Zum Inhalt springen

Premiere US-Ärzte planen erste Gesichtstransplantation

Das Rennen um die erste Gesichtstransplantation könnte bald beendet sein. Chirurgen in den USA haben die Genehmigung beantragt, den ethisch und medizinisch umstrittenen Eingriff durchzuführen. Erstmals würde ein Menschen das Gesicht eines Toten bekommen.

Es waren einige wenige, grässliche Unfälle, die Mediziner zu der riskanten Operation verleiteten. 1994 erfasste eine Maschine den Schopf eines indischen Mädchens und riss ihm Kopf- und Gesichtshaut ab. Abraham Thomas vom Krankenhaus von Ludhiana wurde so zum ersten Arzt, von dem bekannt wurde, dass er einem Menschen ein komplettes Gesicht annähte. Seitdem gab es weltweit noch zwei ähnliche Fälle, in denen Unfallopfern ihr eigenes Antlitz wiedergegeben wurde, wie das Wissenschaftsmagazin "New Scientist" in seiner aktuellen Ausgabe berichtet.

Wissenschaftler zogen daraus den Schluss, dass der Eingriff medizinisch machbar sei - und zwar nicht nur mit dem eigenen Gesicht eines Patienten. Amerikanische Mediziner wollen jetzt erstmals einem Menschen das Gesicht eines Fremden geben. Patienten, die durch Krebs, schwere Verbrennungen, Schusswunden oder Hundebisse entstellt sind, sollen das Antlitz eines Toten erhalten - komplett mit Ohren, Nase und Augenlidern.

Heftige Debatte in Großbritannien

Die Aussicht auf einen solchen Eingriff wurde im Jahr 2002 erstmals vom britischen Schönheitschirurgen Peter Butler eröffnet. Ende vergangenen Jahres erklärten die Ärzte dann öffentlich, alle medizinischen Hürden überwunden zu haben. Insbesondere die Abstoßung des fremden Gewebes sei durch neue Medikamente in den Griff zu bekommen.

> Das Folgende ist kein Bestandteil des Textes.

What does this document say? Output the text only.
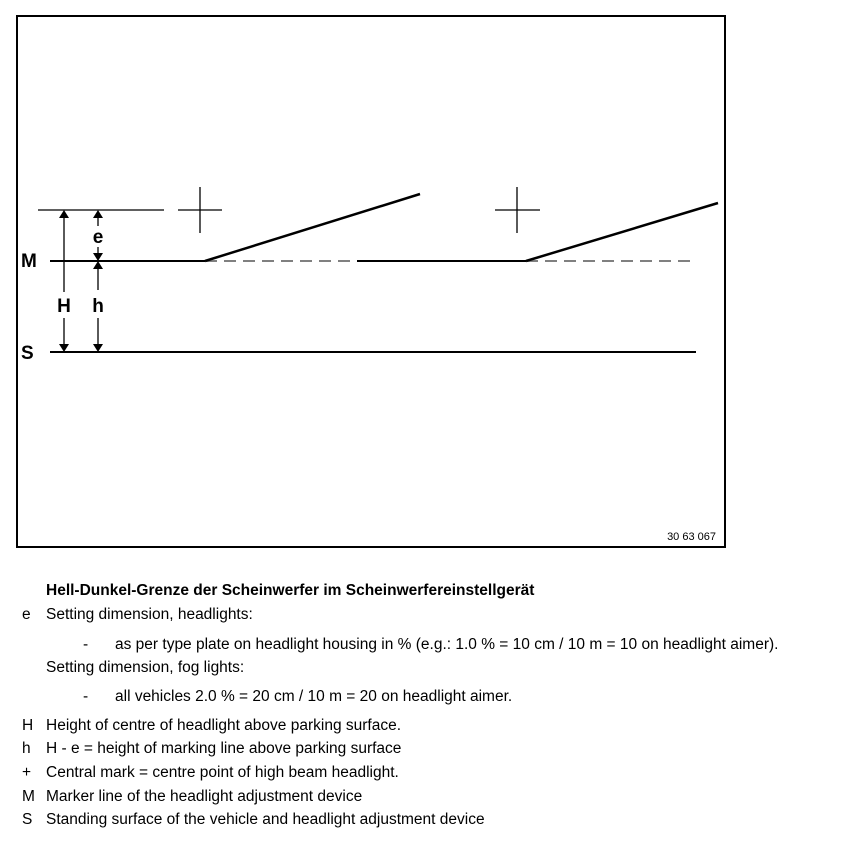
H
e
h
M
S
30 63 067
Hell-Dunkel-Grenze der Scheinwerfer im Scheinwerfereinstellgerät
e Setting dimension, headlights:
- as per type plate on headlight housing in % (e.g.: 1.0 % = 10 cm / 10 m = 10 on headlight aimer).
Setting dimension, fog lights:
- all vehicles 2.0 % = 20 cm / 10 m = 20 on headlight aimer.
H Height of centre of headlight above parking surface.
h H - e = height of marking line above parking surface
+ Central mark = centre point of high beam headlight.
M Marker line of the headlight adjustment device
S Standing surface of the vehicle and headlight adjustment device
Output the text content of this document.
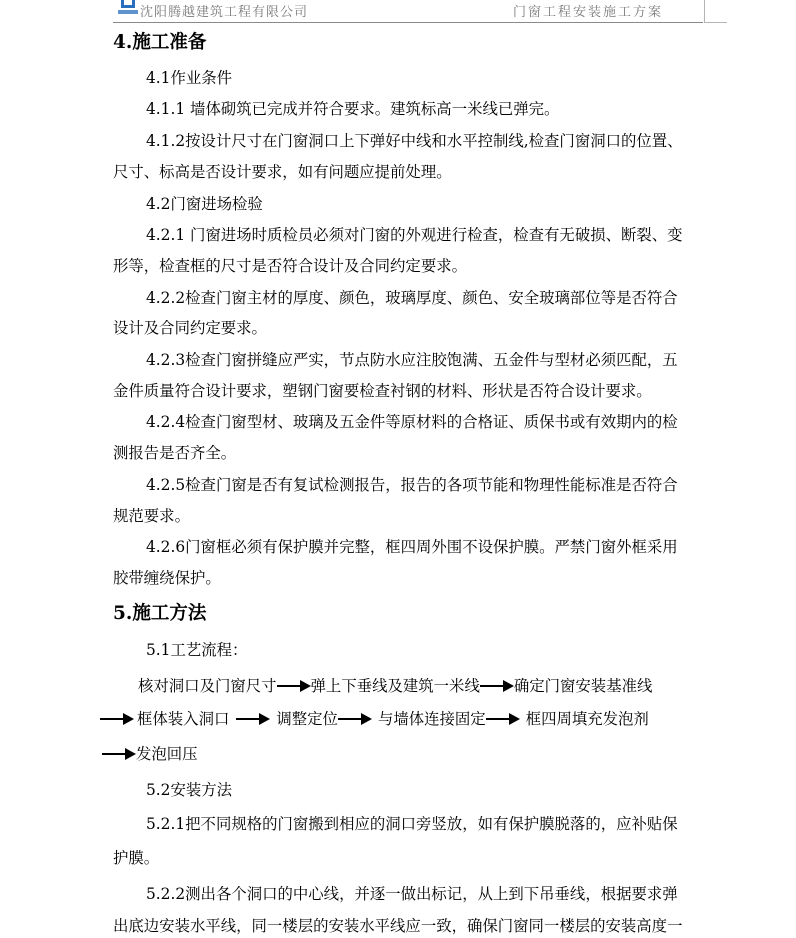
沈阳腾越建筑工程有限公司	门窗工程安装施工方案
4.施工准备
4.1作业条件
4.1.1 墙体砌筑已完成并符合要求。建筑标高一米线已弹完。
4.1.2按设计尺寸在门窗洞口上下弹好中线和水平控制线,检查门窗洞口的位置、
尺寸、标高是否设计要求，如有问题应提前处理。
4.2门窗进场检验
4.2.1 门窗进场时质检员必须对门窗的外观进行检查，检查有无破损、断裂、变
形等，检查框的尺寸是否符合设计及合同约定要求。
4.2.2检查门窗主材的厚度、颜色，玻璃厚度、颜色、安全玻璃部位等是否符合
设计及合同约定要求。
4.2.3检查门窗拼缝应严实，节点防水应注胶饱满、五金件与型材必须匹配，五
金件质量符合设计要求，塑钢门窗要检查衬钢的材料、形状是否符合设计要求。
4.2.4检查门窗型材、玻璃及五金件等原材料的合格证、质保书或有效期内的检
测报告是否齐全。
4.2.5检查门窗是否有复试检测报告，报告的各项节能和物理性能标准是否符合
规范要求。
4.2.6门窗框必须有保护膜并完整，框四周外围不设保护膜。严禁门窗外框采用
胶带缠绕保护。
5.施工方法
5.1工艺流程：
核对洞口及门窗尺寸 弹上下垂线及建筑一米线 确定门窗安装基准线
框体装入洞口	调整定位	与墙体连接固定	框四周填充发泡剂
发泡回压
5.2安装方法
5.2.1把不同规格的门窗搬到相应的洞口旁竖放，如有保护膜脱落的，应补贴保
护膜。
5.2.2测出各个洞口的中心线，并逐一做出标记，从上到下吊垂线，根据要求弹
出底边安装水平线，同一楼层的安装水平线应一致，确保门窗同一楼层的安装高度一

Damit aber war die Debatte noch nicht beendet: Das renommierte Royal College of Surgeons war keinesfalls der Meinung, dass das Problem der Abstoßung ausreichend geklärt sei. Ebenso wichtig sind bis heute ethische Erwägungen und die Frage, mit welchen psychologischen Folgen ein Mensch zu kämpfen hätte, der das Gesicht eines Toten trägt. Auch die Wirkung auf die Angehörigen des Gesichtsspenders ist Teil der Debatte.

Während in Großbritannien weiter diskutiert wird, wollen die Amerikaner vorpreschen. Ein Team um den Schönheitschirurgen John Barker von der University of Louisville im US-Bundesstaat Kentucky bemüht sich derzeit um die Genehmigung für die Operation, berichtet der "New Scientist". Die Mediziner hätten bereits einen 30-seiten OP-Vorschlag eingereicht.

Keine Ähnlichkeit mit dem toten Spender

Dort heißt es dem Bericht zufolge, dass nach der Transplantation eventuelle Unebenheiten geglättet und fein vernäht werden. Die Abwehrreaktion gegen das Fremdgewebe hoffen die Spezialisten mit den üblichen Medikamenten kontrollieren zu können. Die Ärzte wollten nun mit der Suche nach einem Patienten und einem Spender für die erste Transplantation beginnen.

Das Team um Barker hatte im Januar 1999 als zweites weltweit eine Hand verpflanzt. Schon damals arbeiteten die ehrgeizigen Chirurgen in Kentucky am "Endziel", der Übertragung eines ganzen Gesichts.

Die Gefahr, die Hinterbliebenen des Gesichtsspenders könnten eines Tages mit dem Antlitz des Toten konfrontiert werden, sieht Barker nicht. Wegen der eigenen Schädelform sowie vorhandener oder fehlender Fettpölsterchen in Wangen und Lippen könne der Transplantatempfänger nie identisch mit dem Spender aussehen. Vielmehr sei das Ergebnis ein drittes, bis dahin nicht existentes Gesicht. Gravierender seien die Folgen für den Operierten: Ihm stünden voraussichtlich nur die Hälfte aller Nerven und Muskeln des Gesichts zur Verfügung.